A self-image I projected onto the whole world.

It wasn’t until college, really, when — oh yay! I roomed with – dig this: three of the most beautiful women on campus. No kidding, in all seriousness, THE most gorgeous, including an International Vogue model. As nice as they were beautiful, too, and friends to this day. (Did I mention smart? The model is now a doctor at Sloan-Kettering.)

When you’re plunged into that kind of over-the-top fabulousness, there is no question of competition. It’s like being a Sumo wrestler hanging out with racehorse jockeys, or a mermaid hanging out with Iraqui burqa-wearing babes. Just doesn’t enter your mind.

What blew my mind was that none of these smart, incredibly nice, incredibly beautiful women ever did anything on a Friday or Saturday night except go out with each other, while I had date after date.

Turns out there IS such a thing as too, intimidatingly beautiful. (Also, I learned there really IS such a thing as too thin – boys like soft, not bony.)

How cool was that?

I also learned from a former actress and model, later on, when I appealed to her for makeover assistance for a high school reunion (“Is there anyway you can make me look like an International Vogue model? Um… no reason…”) that “beauty” could be achieved with a few tricks of the lip and eyeliner brush. Ah!
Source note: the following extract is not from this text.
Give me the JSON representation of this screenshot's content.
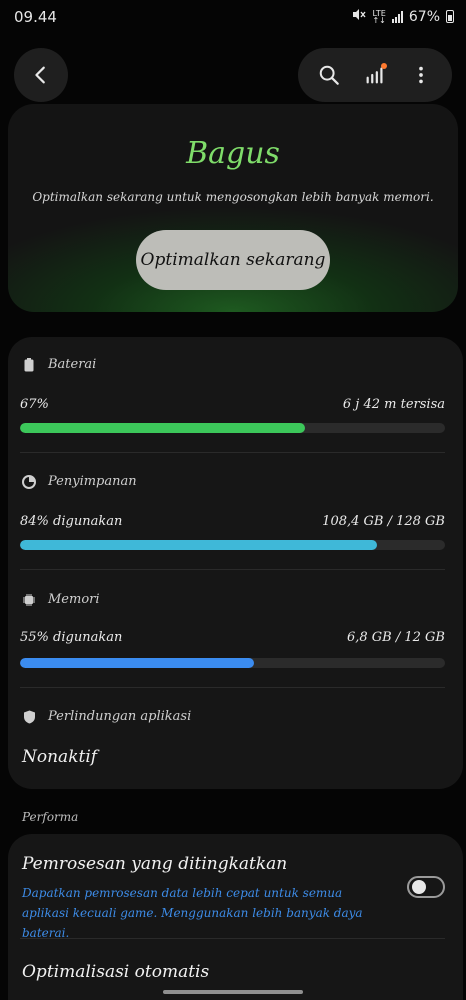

How easy, especially for an artist like myself.

Or anyone with about an hour to kill at the Esteé Lauder makeup counter.

Confidence + a few hidden grooming tricks? I had this thing licked.

I went back to the car rental place where I had rented a clunker a couple of years back. Same circumstances: I needed to rent a simple car.

This time, I had learned “how to be beautiful.”

They handed me the keys to a fully-loaded sports car.